24People who travel a lot and therefore make substantial use of hotels are warned of new methods hackers and thieves have recently been employing. It has been called to the attention of some that most thieves swarm at hotels and from there pinpoint or target their next victim. A report from Trustwave, a company on data security, revealed that this year, more than 35 percent of credit card hackings happened in hotels, or implicated the hotel industry.

The reason why hotels are the target is obvious – most of the rich stay in these places and are easy pools of prospects. More than that, the victims often do not notice that their information has been stolen until after several months have gone by. By the time the victim realizes what has happened; the perpetrator has already hidden with ease and has probably moved on to its next target.

Although most hotels boast of unparalleled physical security, few can totally and confidently claim that their information and data security is as strong. Such security varies from one hotel to another, making it easier for hackers to do their jobs. Security investigator Anthony C. Roman espouses that hotels are rich pools of credit card information. At hotels with inadequate security, credit information is stolen from thousands of people. He adds that the existing security in most hotels at present is so simple that even the simplest codes and / or methods are used by hackers to decode and steal information.

The rationale behind this phenomenon could be that with the economy going downhill, the hotel industry had the need to cut back on expenses. Unfortunately, the industry decided to not invest in data security. It is therefore expected that small-scale hotels, or hotels in smaller chains, would have less security than larger companies.

Although there is a large possibility that this notion is true, it is not always the case.
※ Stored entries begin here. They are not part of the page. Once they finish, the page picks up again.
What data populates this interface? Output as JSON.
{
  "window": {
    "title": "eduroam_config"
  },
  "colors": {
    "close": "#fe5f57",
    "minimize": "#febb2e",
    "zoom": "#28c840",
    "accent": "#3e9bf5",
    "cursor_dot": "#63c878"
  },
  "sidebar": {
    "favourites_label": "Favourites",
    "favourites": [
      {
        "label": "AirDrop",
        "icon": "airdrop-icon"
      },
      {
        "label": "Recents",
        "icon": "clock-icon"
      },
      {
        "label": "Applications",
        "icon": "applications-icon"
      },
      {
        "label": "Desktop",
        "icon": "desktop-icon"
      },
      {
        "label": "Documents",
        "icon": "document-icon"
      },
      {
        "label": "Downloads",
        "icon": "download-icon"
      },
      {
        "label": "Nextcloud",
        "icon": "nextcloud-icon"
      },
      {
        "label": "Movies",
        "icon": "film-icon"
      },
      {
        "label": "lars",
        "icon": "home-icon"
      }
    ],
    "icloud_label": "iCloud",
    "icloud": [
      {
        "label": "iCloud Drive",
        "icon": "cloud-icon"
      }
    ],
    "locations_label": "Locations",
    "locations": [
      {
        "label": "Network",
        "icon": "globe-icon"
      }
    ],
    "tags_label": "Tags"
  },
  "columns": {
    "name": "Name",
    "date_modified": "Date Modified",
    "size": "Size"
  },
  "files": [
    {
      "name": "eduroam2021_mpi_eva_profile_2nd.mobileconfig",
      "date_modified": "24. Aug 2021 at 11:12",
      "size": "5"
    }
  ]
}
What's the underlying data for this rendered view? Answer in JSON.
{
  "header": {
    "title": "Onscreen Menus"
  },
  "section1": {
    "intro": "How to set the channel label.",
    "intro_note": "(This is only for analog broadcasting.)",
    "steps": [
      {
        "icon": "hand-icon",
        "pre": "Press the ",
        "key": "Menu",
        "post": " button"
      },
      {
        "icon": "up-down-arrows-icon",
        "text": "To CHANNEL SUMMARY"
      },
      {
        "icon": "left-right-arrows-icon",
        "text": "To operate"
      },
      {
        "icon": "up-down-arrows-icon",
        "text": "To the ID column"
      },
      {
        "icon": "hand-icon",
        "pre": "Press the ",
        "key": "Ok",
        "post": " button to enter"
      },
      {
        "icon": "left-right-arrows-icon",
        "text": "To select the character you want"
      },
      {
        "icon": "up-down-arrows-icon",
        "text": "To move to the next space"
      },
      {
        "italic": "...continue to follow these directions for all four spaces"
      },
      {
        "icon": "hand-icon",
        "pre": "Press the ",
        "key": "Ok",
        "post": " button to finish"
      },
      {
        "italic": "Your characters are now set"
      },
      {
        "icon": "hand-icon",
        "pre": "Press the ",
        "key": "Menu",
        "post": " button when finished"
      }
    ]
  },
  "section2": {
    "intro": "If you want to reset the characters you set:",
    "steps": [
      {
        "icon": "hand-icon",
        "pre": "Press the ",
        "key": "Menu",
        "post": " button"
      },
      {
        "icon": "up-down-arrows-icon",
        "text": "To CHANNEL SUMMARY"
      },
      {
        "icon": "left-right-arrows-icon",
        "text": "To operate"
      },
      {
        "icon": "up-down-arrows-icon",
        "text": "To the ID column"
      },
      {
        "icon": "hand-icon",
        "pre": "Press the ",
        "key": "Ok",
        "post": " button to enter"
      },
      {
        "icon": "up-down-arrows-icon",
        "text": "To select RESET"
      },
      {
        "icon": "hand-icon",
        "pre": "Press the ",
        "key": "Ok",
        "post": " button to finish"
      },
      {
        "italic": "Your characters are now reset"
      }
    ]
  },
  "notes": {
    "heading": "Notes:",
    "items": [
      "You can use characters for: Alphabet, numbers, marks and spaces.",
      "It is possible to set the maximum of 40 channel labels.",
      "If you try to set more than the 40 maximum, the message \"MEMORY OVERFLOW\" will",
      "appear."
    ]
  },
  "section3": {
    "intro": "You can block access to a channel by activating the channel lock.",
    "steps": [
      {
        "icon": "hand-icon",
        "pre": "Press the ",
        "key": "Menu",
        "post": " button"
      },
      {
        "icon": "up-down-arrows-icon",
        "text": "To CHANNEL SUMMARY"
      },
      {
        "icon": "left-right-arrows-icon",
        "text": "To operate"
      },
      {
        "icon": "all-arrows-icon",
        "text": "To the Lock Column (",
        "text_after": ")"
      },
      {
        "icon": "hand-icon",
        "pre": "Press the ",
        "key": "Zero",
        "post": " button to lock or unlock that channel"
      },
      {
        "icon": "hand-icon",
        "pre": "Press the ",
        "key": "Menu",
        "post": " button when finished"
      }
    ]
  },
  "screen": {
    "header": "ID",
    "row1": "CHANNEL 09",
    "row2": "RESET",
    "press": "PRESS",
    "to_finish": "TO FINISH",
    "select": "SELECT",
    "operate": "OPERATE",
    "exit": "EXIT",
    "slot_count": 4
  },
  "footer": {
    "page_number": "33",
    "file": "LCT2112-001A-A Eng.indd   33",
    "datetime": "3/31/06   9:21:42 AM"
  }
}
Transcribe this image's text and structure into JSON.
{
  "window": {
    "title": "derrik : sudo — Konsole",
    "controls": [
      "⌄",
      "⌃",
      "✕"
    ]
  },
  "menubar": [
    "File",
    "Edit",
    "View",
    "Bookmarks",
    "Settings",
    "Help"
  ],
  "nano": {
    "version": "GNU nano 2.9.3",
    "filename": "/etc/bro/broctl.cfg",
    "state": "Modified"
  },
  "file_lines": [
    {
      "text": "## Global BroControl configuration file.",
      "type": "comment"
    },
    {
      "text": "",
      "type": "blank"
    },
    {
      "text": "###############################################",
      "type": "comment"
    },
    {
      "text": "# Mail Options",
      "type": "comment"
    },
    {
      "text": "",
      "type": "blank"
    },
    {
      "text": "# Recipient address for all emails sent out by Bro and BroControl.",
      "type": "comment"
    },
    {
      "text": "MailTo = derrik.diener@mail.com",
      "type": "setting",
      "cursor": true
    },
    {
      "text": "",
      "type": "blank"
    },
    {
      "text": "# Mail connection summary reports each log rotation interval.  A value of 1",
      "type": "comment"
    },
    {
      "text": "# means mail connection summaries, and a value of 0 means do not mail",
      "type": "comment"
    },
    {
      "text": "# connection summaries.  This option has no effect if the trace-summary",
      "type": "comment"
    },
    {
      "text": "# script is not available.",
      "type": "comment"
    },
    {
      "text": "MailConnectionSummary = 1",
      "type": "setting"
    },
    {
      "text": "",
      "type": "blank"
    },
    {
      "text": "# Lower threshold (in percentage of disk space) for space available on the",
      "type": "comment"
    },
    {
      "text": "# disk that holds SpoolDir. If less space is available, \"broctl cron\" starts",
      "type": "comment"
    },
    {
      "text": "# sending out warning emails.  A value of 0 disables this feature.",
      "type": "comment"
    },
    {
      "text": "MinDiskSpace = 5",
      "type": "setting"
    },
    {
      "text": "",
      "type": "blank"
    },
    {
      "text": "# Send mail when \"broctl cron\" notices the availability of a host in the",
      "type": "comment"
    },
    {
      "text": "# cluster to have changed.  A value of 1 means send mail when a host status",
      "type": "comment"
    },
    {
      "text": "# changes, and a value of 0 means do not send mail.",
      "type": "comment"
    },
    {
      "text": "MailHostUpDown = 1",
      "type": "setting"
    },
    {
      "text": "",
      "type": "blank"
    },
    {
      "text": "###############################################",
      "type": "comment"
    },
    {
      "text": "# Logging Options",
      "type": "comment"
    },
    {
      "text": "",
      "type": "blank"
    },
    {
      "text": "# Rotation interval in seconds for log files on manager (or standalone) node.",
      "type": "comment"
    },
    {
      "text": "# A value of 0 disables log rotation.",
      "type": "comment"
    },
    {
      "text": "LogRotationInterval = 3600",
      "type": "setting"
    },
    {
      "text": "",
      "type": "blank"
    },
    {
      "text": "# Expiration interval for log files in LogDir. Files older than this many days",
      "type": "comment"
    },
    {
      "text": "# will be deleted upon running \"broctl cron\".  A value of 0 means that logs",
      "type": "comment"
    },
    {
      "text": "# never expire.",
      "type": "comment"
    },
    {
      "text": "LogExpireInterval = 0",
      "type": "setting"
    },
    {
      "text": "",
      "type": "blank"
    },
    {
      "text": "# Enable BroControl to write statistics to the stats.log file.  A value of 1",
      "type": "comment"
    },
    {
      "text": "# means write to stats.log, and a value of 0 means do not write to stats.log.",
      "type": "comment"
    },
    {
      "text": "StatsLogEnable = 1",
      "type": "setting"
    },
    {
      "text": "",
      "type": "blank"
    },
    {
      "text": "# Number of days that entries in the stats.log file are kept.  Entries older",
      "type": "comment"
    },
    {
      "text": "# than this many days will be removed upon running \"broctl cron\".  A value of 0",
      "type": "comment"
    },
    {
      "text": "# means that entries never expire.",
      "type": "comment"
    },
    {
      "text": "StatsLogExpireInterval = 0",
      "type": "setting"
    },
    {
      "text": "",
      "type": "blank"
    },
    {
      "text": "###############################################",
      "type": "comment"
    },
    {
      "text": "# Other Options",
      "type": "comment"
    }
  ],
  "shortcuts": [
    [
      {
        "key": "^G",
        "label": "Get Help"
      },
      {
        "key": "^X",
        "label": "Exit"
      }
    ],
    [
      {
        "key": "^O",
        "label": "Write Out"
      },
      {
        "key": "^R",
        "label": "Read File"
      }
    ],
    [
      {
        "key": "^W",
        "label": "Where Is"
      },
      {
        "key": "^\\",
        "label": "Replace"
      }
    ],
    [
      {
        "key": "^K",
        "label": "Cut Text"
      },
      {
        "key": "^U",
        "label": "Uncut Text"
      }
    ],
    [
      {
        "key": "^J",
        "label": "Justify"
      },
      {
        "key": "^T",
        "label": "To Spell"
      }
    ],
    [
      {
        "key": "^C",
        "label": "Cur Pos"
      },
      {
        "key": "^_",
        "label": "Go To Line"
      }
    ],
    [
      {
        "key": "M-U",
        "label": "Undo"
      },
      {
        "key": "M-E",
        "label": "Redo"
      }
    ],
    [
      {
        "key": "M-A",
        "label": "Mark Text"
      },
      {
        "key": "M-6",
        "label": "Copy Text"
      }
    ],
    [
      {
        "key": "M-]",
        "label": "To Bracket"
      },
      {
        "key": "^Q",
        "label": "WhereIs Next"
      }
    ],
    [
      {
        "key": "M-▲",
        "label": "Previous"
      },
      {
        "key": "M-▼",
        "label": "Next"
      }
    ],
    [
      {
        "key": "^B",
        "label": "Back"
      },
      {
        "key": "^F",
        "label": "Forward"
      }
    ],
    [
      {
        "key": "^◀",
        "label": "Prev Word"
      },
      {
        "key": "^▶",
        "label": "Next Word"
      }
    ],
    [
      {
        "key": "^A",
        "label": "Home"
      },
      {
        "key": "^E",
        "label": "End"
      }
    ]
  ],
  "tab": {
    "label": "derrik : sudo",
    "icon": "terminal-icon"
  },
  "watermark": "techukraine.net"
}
Destination Hotels and Resorts, one of the more high-end hotel chains, admitted last month that some information may have been taken against their will, putting more than 700 of their patrons ill at ease and complaining at the expenses suddenly charged to their accounts.

As of late, the government as well as hotel industry managers seem to be at a loss in tracing who the hackers are, and have trouble predicting when they will strike. Still, the fact remains that this stealing of information happens with a consistency that leaves all the victims dumbfounded.

Trying to salvage this current terrifying trend, credit card companies, have been pressuring hotels to implement uniform standards for safety and security. Credit card companies have been losing income from this constant hacking, mainly because they are the ones caught with the bills of misused credit.